Sorting of added and filtered IDs. publication IDs are first sorted by PMID, then by PMCID (if PMID is absent), then by DOI (if PMID and PMCID are absent). Internally, the PMID, the PMCID and the DOI registrant are sorted numerically, DOIs within the same registrant alphabetically. webpage URLs and doc URLs are sorted alphabetically.

Parameter	Parameter args	Description
`-asc-ids`		Sort publication IDs, webpage URLs and doc URLs in ascending order
`-desc-ids`		Sort publication IDs, webpage URLs and doc URLs is descending order

Limit IDs¶

Added, filtered and sorted IDs can be limited to a given number of IDs either in the front or back.

Parameter	Parameter args	Description
`-head-ids`	<positive integer>	Only keep the first given number of publication IDs, webpage URLs and doc URLs
`-tail-ids`	<positive integer>	Only keep the last given number of publication IDs, webpage URLs and doc URLs

Remove from database by IDs¶

The resulting list of IDs can be used to remove corresponding entries from a database.

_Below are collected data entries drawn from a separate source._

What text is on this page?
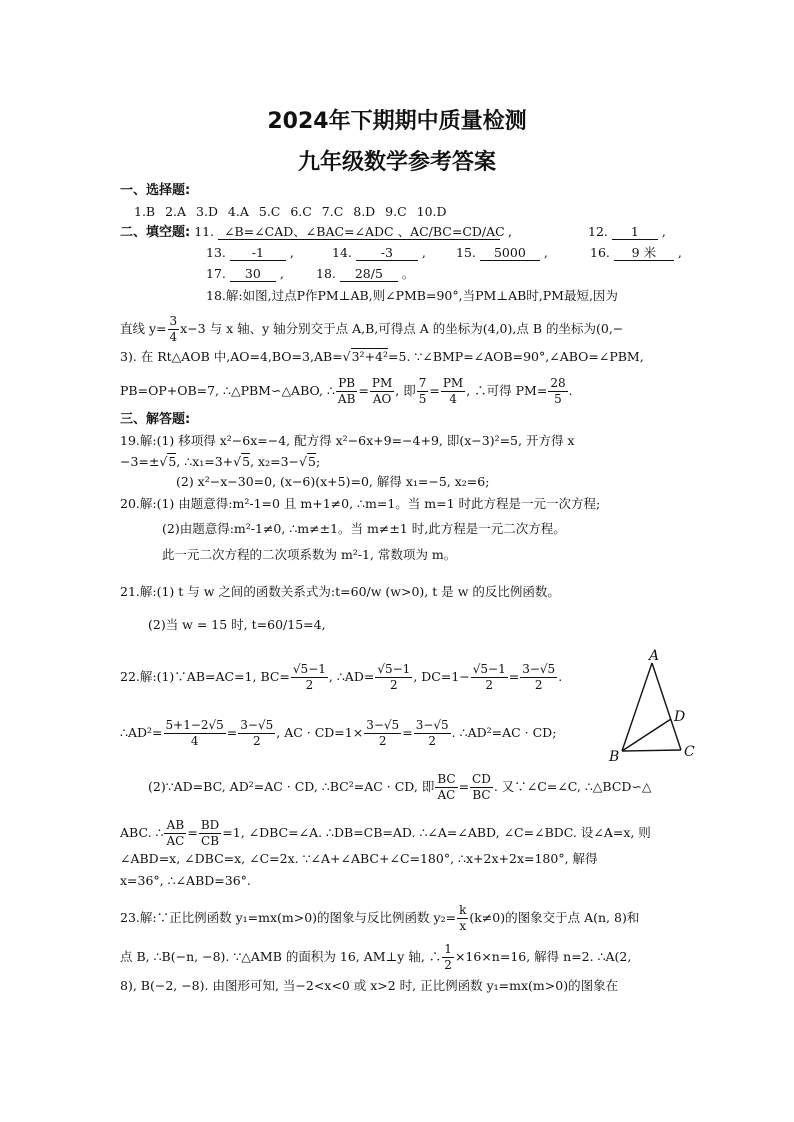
2024年下期期中质量检测
九年级数学参考答案
一、选择题:
1.B 2.A 3.D 4.A 5.C 6.C 7.C 8.D 9.C 10.D
二、填空题: 11. ∠B=∠CAD、∠BAC=∠ADC 、AC/BC=CD/AC ,	12. 1 ,
13. -1 ,	14. -3 , 15. 5000 ,	16. 9 米 ,
17. 30 ,	18. 28/5 。
18.解:如图,过点P作PM⊥AB,则∠PMB=90°,当PM⊥AB时,PM最短,因为
直线 $y= \frac{3}{4} x-3$ 与 x 轴、y 轴分别交于点 A,B,可得点 A 的坐标为(4,0),点 B 的坐标为(0,−
3). 在 Rt△AOB 中,AO=4,BO=3,AB=√3²+4²=5. ∵∠BMP=∠AOB=90°,∠ABO=∠PBM,
PB=OP+OB=7, ∴△PBM∽△ABO, ∴ $\frac{PB}{AB} = \frac{PM}{AO}$ , 即 $\frac{7}{5} = \frac{PM}{4}$ , ∴可得 $PM= \frac{28}{5}$ .
三、解答题:
19.解:(1) 移项得 x²−6x=−4, 配方得 x²−6x+9=−4+9, 即(x−3)²=5, 开方得 x
−3=±√5, ∴x₁=3+√5, x₂=3−√5;
(2) x²−x−30=0, (x−6)(x+5)=0, 解得 x₁=−5, x₂=6;
20.解:(1) 由题意得:m²-1=0 且 m+1≠0, ∴m=1。当 m=1 时此方程是一元一次方程;
(2)由题意得:m²-1≠0, ∴m≠±1。当 m≠±1 时,此方程是一元二次方程。
此一元二次方程的二次项系数为 m²-1, 常数项为 m。
21.解:(1) t 与 w 之间的函数关系式为:t=60/w (w>0), t 是 w 的反比例函数。
(2)当 w = 15 时, t=60/15=4,
22.解:(1)∵AB=AC=1, $BC= \frac{√5-1}{2}$ , ∴AD= $\frac{√5-1}{2}$ , $DC=1- \frac{√5-1}{2} = \frac{3-√5}{2}$ .
∴AD²= $\frac{5+1-2√5}{4} = \frac{3-√5}{2}$ , AC · $CD=1\times \frac{3-√5}{2} = \frac{3-√5}{2}$ . ∴AD²=AC · CD;
(2)∵AD=BC, AD²=AC · CD, ∴BC²=AC · CD, 即 $\frac{BC}{AC} = \frac{CD}{BC}$ . 又∵∠C=∠C, ∴△BCD∽△
ABC. ∴ $\frac{AB}{AC} = \frac{BD}{CB} =1$, ∠DBC=∠A. ∴DB=CB=AD. ∴∠A=∠ABD, ∠C=∠BDC. 设∠A=x, 则
∠ABD=x, ∠DBC=x, ∠C=2x. ∵∠A+∠ABC+∠C=180°, ∴x+2x+2x=180°, 解得
x=36°, ∴∠ABD=36°.
A
B	C
D
23.解:∵正比例函数 y₁=mx(m>0)的图象与反比例函数 $y_2= \frac{k}{x} (k\ne 0)$的图象交于点 A(n, 8)和
点 B, ∴B(−n, −8). ∵△AMB 的面积为 16, AM⊥y 轴, ∴ $\frac{1}{2} \times 16\times n=16$, 解得 n=2. ∴A(2,
8), B(−2, −8). 由图形可知, 当−2<x<0 或 x>2 时, 正比例函数 y₁=mx(m>0)的图象在
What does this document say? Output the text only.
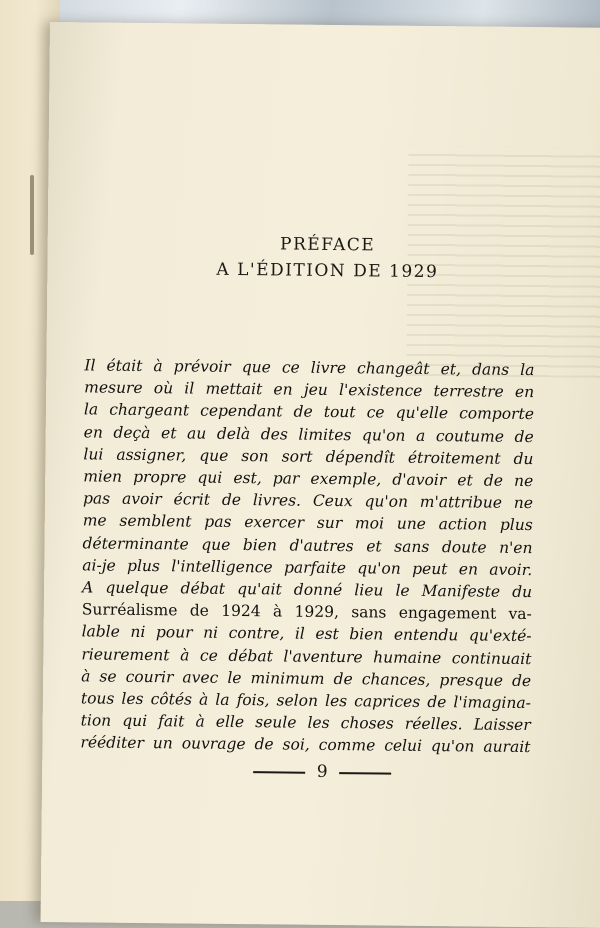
PRÉFACE
A L'ÉDITION DE 1929

Il était à prévoir que ce livre changeât et, dans la
mesure où il mettait en jeu l'existence terrestre en
la chargeant cependant de tout ce qu'elle comporte
en deçà et au delà des limites qu'on a coutume de
lui assigner, que son sort dépendît étroitement du
mien propre qui est, par exemple, d'avoir et de ne
pas avoir écrit de livres. Ceux qu'on m'attribue ne
me semblent pas exercer sur moi une action plus
déterminante que bien d'autres et sans doute n'en
ai-je plus l'intelligence parfaite qu'on peut en avoir.
A quelque débat qu'ait donné lieu le Manifeste du
Surréalisme de 1924 à 1929, sans engagement va-
lable ni pour ni contre, il est bien entendu qu'exté-
rieurement à ce débat l'aventure humaine continuait
à se courir avec le minimum de chances, presque de
tous les côtés à la fois, selon les caprices de l'imagina-
tion qui fait à elle seule les choses réelles. Laisser
rééditer un ouvrage de soi, comme celui qu'on aurait

9
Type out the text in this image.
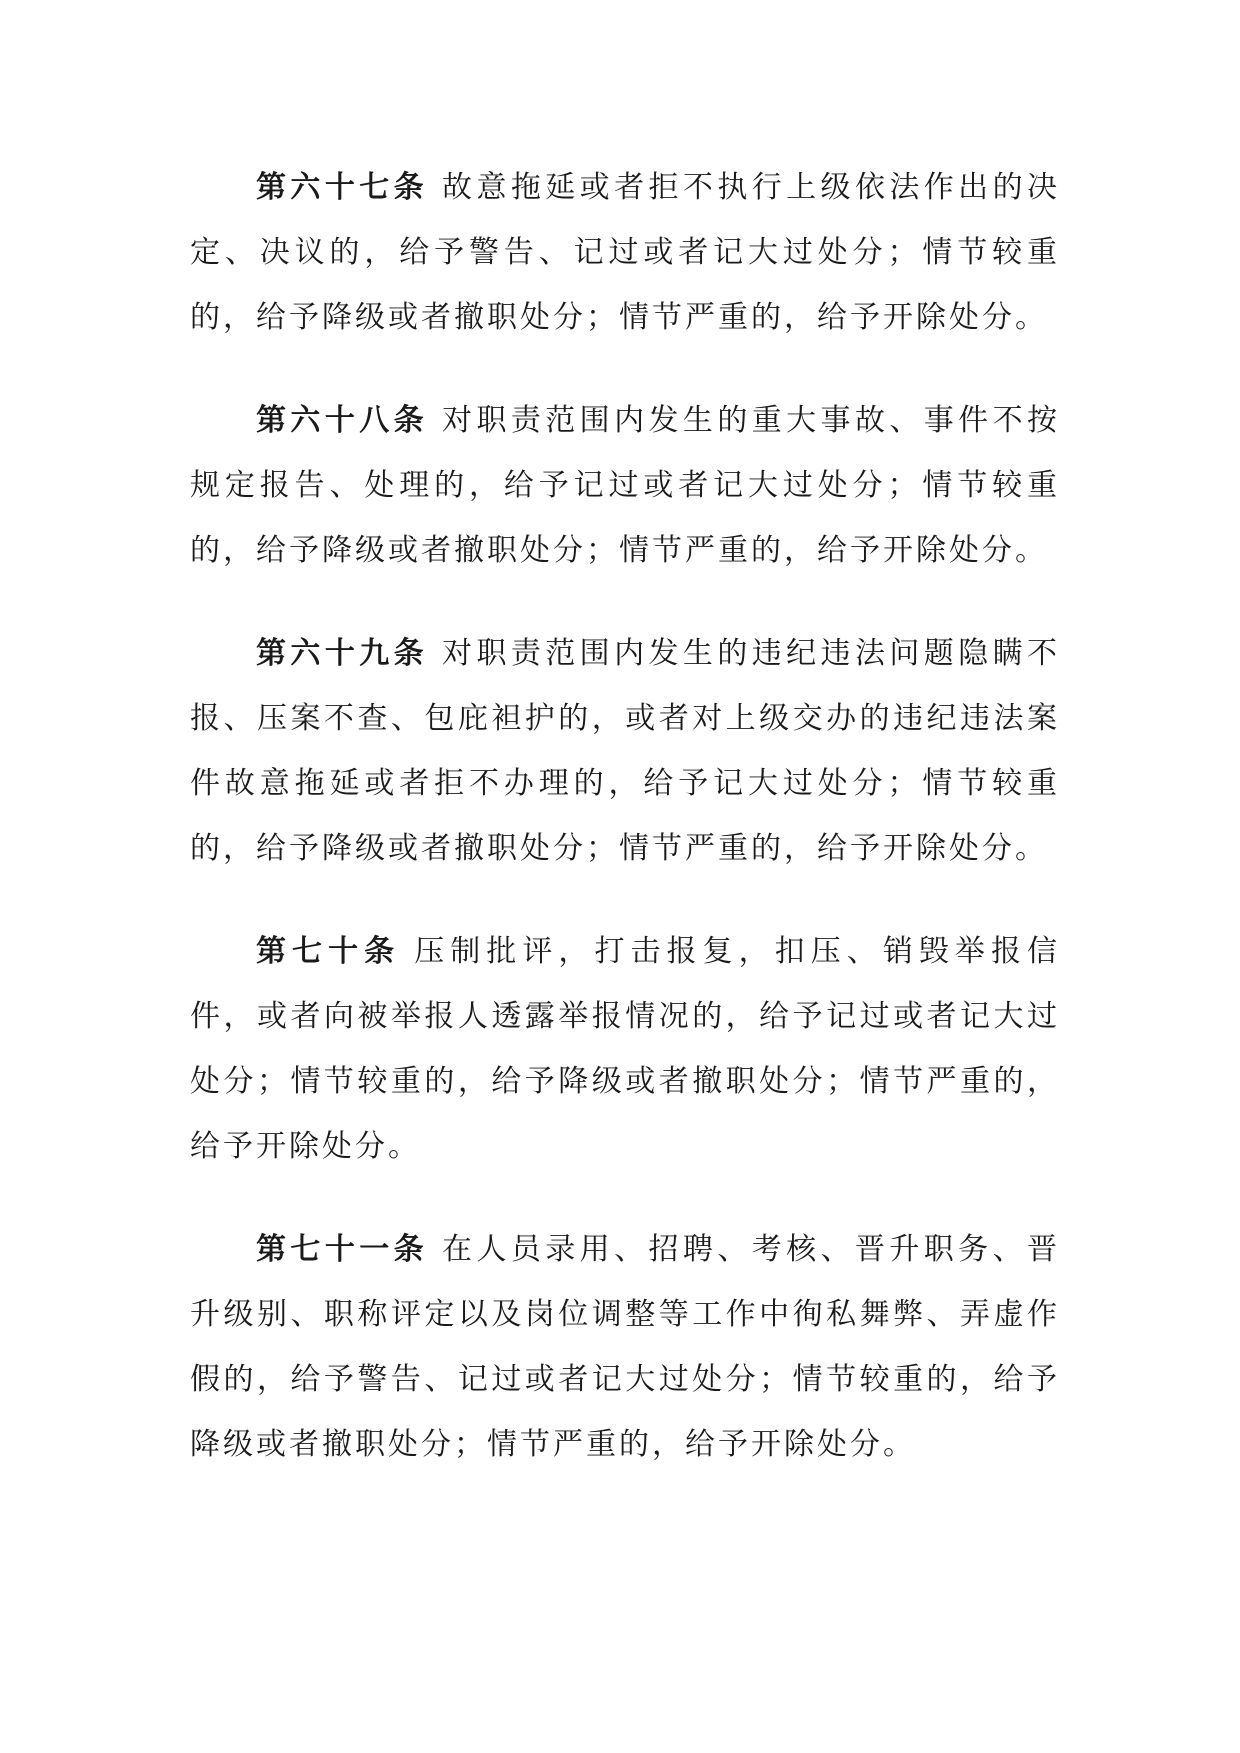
第六十七条 故意拖延或者拒不执行上级依法作出的决定、决议的，给予警告、记过或者记大过处分；情节较重的，给予降级或者撤职处分；情节严重的，给予开除处分。

第六十八条 对职责范围内发生的重大事故、事件不按规定报告、处理的，给予记过或者记大过处分；情节较重的，给予降级或者撤职处分；情节严重的，给予开除处分。

第六十九条 对职责范围内发生的违纪违法问题隐瞒不报、压案不查、包庇袒护的，或者对上级交办的违纪违法案件故意拖延或者拒不办理的，给予记大过处分；情节较重的，给予降级或者撤职处分；情节严重的，给予开除处分。

第七十条 压制批评，打击报复，扣压、销毁举报信件，或者向被举报人透露举报情况的，给予记过或者记大过处分；情节较重的，给予降级或者撤职处分；情节严重的，给予开除处分。

第七十一条 在人员录用、招聘、考核、晋升职务、晋升级别、职称评定以及岗位调整等工作中徇私舞弊、弄虚作假的，给予警告、记过或者记大过处分；情节较重的，给予降级或者撤职处分；情节严重的，给予开除处分。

Parameter	Parameter args	Description
`-remove-ids`	<database file>	From the given database, remove content corresponding to publication IDs, webpage URLs and doc URLs

Output IDs¶

Outputs the final list of loaded IDs to stdout or the specified text files in the format specified by the Output modifiers --plain and --format. Without --plain publication IDs are output with their corresponding provenance URLs, with --plain these are omitted. webpage URLs and doc URLs are not affected by --plain. Specifying --format as text (the default) and using --plain will output publication IDs in the form <pmid>\t<pmcid>\t<doi>.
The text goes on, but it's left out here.